I didn’t tell Holli about the lights because I knew the freak level would increase. I kept looking. I’m sure it was headlights but they were gone. We passed  our first mailbox shortly after that so my attention shifted. You’d think that would have made us feel a lot better. I don’t know about her but it just complicated the whole battle going on in the middle of my stomach.

You don’t think about what you’re doing to your body when you’re extremely tense. I think I released clenched muscles that I wasn’t sure I had. I didn’t remember wearing shorts then I realized where the rest of my pants had gathered. We had finally made it off that gravel road. It was a 2-lane road, highway 107. It even had the little yellow lines in the middle. Our mission of survival had changed to quest for fuel with an emphasis on the needed bathroom break of 2 hours ago.

The Wallhalla station where we bought gas didn’t have a working bathroom. The steam rose as I christened the side of the building near the dumpster. Holli got a cup of coffee and some relief at the Huddle House in Clemson. She didn’t want coffee, she just felt like she should buy something for the use of the facilities. It was 2:30 in the morning and I knew we were almost there. Home.

Holli and Renee are sisters. Both married a Chris. Each Chris has parents named Linda and Jim. A coincidence is a sequence of events that although accidental seems to have been planned or arranged.
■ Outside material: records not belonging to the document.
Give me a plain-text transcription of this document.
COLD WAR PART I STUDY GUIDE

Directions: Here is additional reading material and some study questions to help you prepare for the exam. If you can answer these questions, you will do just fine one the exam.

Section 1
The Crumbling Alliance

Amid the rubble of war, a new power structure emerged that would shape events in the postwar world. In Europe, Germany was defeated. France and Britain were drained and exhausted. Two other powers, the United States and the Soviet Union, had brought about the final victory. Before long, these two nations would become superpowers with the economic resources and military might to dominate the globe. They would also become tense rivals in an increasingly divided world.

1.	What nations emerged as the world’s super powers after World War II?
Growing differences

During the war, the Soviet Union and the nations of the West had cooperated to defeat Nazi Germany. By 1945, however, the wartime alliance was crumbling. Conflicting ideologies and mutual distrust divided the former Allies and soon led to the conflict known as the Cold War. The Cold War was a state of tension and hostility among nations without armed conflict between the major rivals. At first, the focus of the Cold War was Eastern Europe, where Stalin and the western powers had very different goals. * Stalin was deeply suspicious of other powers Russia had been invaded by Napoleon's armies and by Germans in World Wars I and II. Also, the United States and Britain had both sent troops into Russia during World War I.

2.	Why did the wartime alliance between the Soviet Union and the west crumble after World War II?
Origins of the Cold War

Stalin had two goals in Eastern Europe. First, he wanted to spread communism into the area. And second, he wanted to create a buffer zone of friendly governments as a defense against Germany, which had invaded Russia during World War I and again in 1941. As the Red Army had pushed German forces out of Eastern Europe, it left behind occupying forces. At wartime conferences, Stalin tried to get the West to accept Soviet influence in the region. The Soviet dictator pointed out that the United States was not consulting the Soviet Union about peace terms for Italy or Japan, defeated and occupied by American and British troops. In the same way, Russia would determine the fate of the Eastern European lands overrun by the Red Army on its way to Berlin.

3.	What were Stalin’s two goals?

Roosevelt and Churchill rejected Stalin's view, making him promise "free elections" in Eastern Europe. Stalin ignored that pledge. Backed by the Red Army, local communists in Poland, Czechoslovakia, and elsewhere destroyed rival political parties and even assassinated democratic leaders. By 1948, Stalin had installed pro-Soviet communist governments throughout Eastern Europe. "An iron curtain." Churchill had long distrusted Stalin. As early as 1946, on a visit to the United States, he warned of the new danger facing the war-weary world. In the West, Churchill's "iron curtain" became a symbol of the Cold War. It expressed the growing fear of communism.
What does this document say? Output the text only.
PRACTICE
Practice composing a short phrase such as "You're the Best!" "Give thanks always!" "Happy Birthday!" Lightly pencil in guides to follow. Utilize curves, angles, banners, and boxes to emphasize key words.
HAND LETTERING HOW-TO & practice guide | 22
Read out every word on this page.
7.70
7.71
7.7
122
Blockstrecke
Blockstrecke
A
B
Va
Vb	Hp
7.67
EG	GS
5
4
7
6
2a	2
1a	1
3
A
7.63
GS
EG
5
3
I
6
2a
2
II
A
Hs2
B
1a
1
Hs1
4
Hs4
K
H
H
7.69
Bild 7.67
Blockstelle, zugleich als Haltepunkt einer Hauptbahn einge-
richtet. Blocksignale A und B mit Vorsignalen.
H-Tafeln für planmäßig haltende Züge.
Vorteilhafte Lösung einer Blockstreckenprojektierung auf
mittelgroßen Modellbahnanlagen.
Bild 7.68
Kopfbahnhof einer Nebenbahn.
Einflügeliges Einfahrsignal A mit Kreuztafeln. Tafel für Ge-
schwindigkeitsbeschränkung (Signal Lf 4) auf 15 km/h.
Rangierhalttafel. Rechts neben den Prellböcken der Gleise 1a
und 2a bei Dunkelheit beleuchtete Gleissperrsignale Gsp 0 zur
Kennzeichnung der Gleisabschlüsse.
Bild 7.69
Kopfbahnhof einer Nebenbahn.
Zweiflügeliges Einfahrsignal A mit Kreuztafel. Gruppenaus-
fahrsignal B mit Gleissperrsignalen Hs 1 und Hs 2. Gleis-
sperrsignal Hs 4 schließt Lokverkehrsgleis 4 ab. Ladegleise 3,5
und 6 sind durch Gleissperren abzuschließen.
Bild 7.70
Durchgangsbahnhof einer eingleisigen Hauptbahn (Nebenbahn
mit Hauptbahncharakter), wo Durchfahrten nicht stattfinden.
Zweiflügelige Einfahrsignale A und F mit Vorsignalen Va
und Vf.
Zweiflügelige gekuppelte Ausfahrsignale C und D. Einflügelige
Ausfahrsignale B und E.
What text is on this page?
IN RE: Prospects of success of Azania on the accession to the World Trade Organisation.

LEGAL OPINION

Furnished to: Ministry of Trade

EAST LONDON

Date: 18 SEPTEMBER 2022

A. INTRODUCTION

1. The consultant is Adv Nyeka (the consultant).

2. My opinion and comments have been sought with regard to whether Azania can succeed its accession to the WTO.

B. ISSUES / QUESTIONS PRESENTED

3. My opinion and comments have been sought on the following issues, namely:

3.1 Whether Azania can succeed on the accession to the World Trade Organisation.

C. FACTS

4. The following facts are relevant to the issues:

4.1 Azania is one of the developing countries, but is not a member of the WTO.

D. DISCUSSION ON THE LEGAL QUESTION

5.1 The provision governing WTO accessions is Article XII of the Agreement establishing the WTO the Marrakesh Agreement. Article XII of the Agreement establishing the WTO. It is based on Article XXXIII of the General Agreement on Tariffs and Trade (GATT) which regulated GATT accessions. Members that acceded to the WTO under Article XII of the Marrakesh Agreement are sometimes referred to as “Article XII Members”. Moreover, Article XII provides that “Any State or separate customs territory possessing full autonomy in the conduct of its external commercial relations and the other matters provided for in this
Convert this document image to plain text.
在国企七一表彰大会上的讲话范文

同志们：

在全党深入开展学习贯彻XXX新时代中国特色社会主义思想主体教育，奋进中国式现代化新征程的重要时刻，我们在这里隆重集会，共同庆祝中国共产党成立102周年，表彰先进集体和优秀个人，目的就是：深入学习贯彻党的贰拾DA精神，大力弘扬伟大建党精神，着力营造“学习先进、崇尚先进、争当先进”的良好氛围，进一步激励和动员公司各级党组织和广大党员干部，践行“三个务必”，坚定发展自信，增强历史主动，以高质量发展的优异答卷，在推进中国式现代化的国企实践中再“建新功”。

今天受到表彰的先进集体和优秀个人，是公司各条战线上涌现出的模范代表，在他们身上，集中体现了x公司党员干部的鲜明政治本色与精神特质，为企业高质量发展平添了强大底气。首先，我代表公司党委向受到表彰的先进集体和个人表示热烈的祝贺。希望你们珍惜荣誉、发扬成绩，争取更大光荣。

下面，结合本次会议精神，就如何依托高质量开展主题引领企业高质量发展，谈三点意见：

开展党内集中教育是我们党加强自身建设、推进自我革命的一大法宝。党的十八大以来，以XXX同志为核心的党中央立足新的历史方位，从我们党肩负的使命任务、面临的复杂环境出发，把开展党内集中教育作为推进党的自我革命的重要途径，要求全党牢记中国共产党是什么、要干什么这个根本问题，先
Me telling the locksmith why my wife was locked in the trunk was hilarious to Bea. My grandma Bea bent over her front porch railing, laughing at the thought of it. We used her hose pipe to test for leaks. “Don’t you think this is funny,” Holli asked from inside the trunk. I didn’t tell her I had already been laughing. She had put the keys in her pocket right after she unlocked the trunk and crawled inside. I had the spare key. Hanging from my key chain, laying in my backpack, inside the car. Which was locked.

Jimmer, Mr.. Jim, Clyde, Jimmy, J.C. and George. Different people call him different names. Always have. Jimmer had made it just in time to see Holli crawling out of the trunk. She freed herself by flipping the lock mechanism. Saving me from explaining the situation to a locksmith.

When you’re young with a car living in Pendleton, South Carolina, a fun thing to do is find some field and start cutting doughnuts. A not so fun thing is secretly hiding in the trunk of that car. As a kid, back in 1951, they called my dad little Jimmy. His brother, Gordon, never wanted him to go anywhere with him. So one day Jimmy crawled into the trunk of Gordon’s 38 Ford Club Coup. There was a door to the trunk from the cab. His brother comes out and drives to pick up their cousin Ronnie. Doesn’t realize a thing. Jimmy soon starts getting thrown side to side. Lost in the darkness.

Those guys up there, they’re not lost. They’re on a mission. They risk their lives to go up there and perform scientific research, repair satellites and explore. Bravely and unselfishly. To find some answers. Journey to the stars and back. It seems like an everyday event these days. Until something horrible happens.